The house is a ~50 yrs old 2 story home with an unfinished basement.  Public Sanitary Sewer line to street in front of the house.  The problem is an intermittent sewer smell in the basement, most prevalent in the front of the house, near where the drain pipe from a 2nd floor shower penetrates the concrete slab floor and presumably joins the main that runs to the street.  When the smell is present, it can be overwhelming.  I don't recognize that it changes with any weather issue.

There are no obvious other signs - there is no water staining in the basement, specifically near where the drain pipe penetrates; the basement sink drains well; there has never been sewage water backing up into the basement floor drain.  The floor drain is 15 ft from the area with the worst smell and there is no smell there.

How should I go about addressing this?  I was thinking of getting a sewer line cleanout and a video of the inside of the pipe.  Is it worthwhile to examine the stack?  I don't think that it is the stack, since the sinks and toilets all drain well.


----------



## Snoonyb (Oct 29, 2016)

That area may also be an air circulation dead zone, where things naturally migrate too.

Today, drain lines, like floor drains must be "water primed", IE. kept wet, which prevents sewer gasses from migrating beyond the trap. 

However, assuming there is no trap, remove the grate and plug the drain (a rubber ball will work).

Make sure there is water in the sink trap.

If the odor persists, apply a urethane caulk where the shower drain penetrates the slab, making sure you bridge between the ABS/PVC and the slab, SIKAFLEX const. adhesive, carried by home desperado, is such a product.

Don't fool with the self leveling, that crap takes forever to firm up.


----------



## Mastercarpenty (Oct 30, 2016)

It could also be a leaking plumbing vent pipe or connection. "Sniffing" it out when the odor is barely present will usually take you right to the problem or at least to the area where it's at.
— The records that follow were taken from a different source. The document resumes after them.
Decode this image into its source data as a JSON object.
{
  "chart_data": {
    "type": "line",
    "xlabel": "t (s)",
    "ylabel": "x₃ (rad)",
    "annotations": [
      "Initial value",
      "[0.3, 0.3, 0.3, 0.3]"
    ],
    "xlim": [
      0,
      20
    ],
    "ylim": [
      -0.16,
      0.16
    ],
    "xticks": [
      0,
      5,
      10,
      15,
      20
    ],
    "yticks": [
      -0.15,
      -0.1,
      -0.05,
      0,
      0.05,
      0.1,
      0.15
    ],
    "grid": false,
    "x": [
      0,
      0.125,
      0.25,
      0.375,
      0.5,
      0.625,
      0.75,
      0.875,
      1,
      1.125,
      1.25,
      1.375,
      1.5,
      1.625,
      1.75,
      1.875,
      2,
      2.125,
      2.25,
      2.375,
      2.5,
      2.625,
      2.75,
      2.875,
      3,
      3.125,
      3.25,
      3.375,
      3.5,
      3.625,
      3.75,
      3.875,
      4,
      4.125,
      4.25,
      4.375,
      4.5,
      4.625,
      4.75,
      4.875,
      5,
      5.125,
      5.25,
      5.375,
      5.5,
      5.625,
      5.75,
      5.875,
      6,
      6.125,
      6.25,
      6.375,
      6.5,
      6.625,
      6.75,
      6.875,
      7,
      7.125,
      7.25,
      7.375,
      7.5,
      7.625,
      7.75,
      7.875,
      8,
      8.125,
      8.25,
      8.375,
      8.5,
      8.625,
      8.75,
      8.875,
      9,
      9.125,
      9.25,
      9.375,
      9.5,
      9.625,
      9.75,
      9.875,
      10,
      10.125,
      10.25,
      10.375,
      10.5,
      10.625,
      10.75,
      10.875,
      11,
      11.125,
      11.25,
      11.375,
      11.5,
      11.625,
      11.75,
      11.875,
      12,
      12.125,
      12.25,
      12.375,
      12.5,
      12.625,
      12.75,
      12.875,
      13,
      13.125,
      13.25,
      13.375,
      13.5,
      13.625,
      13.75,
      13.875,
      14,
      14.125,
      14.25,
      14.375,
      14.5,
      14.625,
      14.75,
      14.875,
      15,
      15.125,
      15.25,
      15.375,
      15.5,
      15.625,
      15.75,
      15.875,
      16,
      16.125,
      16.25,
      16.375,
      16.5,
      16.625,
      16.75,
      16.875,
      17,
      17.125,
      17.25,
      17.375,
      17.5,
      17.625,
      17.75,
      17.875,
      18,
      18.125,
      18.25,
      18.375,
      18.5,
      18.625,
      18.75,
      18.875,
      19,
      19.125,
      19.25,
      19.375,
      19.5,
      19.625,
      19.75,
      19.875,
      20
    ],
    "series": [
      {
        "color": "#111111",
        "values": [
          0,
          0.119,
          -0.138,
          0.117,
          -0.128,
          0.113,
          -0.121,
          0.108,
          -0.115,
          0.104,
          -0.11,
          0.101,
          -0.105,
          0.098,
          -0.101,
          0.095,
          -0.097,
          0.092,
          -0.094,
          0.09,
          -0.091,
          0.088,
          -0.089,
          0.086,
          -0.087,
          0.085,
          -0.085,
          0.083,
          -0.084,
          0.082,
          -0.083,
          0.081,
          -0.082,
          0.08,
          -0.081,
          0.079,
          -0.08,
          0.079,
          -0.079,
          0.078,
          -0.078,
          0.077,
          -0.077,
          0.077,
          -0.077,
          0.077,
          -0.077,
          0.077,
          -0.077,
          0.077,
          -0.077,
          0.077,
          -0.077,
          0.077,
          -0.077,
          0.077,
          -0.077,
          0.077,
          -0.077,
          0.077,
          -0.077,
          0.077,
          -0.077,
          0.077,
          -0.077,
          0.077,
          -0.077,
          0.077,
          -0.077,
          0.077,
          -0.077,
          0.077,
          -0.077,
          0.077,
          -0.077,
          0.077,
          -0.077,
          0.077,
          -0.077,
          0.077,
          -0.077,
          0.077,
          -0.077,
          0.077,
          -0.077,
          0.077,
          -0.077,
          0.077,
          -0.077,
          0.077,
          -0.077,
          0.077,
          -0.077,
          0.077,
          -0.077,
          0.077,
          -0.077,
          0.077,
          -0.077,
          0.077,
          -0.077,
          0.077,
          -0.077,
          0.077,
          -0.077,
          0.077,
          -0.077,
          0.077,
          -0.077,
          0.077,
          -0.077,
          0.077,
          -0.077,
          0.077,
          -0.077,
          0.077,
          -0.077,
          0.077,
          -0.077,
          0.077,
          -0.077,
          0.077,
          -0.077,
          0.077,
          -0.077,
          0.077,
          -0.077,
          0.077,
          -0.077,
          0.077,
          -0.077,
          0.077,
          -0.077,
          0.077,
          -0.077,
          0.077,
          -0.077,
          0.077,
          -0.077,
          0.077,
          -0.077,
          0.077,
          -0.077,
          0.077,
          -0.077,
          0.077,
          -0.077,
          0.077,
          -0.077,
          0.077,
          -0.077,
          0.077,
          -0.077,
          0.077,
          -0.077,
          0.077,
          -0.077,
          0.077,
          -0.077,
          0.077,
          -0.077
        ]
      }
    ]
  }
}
If you locate the area but can't gain direct access use tubing or stacked straws to sniff through. Not the most pleasant method but it's cheap and effective. "Dead air" anywhere in a home isn't good so I'd also consider some added ventilation there too.
Phil


----------



## soparklion11 (Oct 30, 2016)

Thanks Phil and Snoony.  

I'll work on sniffing it out... I hadn't thought of the area in question being a dead zone, since it is at the base of the stairs and I think that just opening the door to the stairwell would generate some air movement there.

I considered sealing, but what is the likelihood that there is a leak on the other side of the wall that is generating the sewer smell?  The water trap is full.


----------



## Snoonyb (Oct 30, 2016)

At this point, everything is possible and it's a process of elimination.

Air movement can also be generated by changes in temperature and humidity, and without consistent disturbance stagnation will occur.


----------



## frodo (Oct 30, 2016)

is the p trap for the floor drain kept full of water ? 

one way to find out if it is the floor drain or not,  temp, plug the drain 
does the smelll stop ?  after it is plugged ?


----------



## nealtw (Oct 31, 2016)

You have checked for Nat gas leaks or poor draft at the furnace exhaust.


----------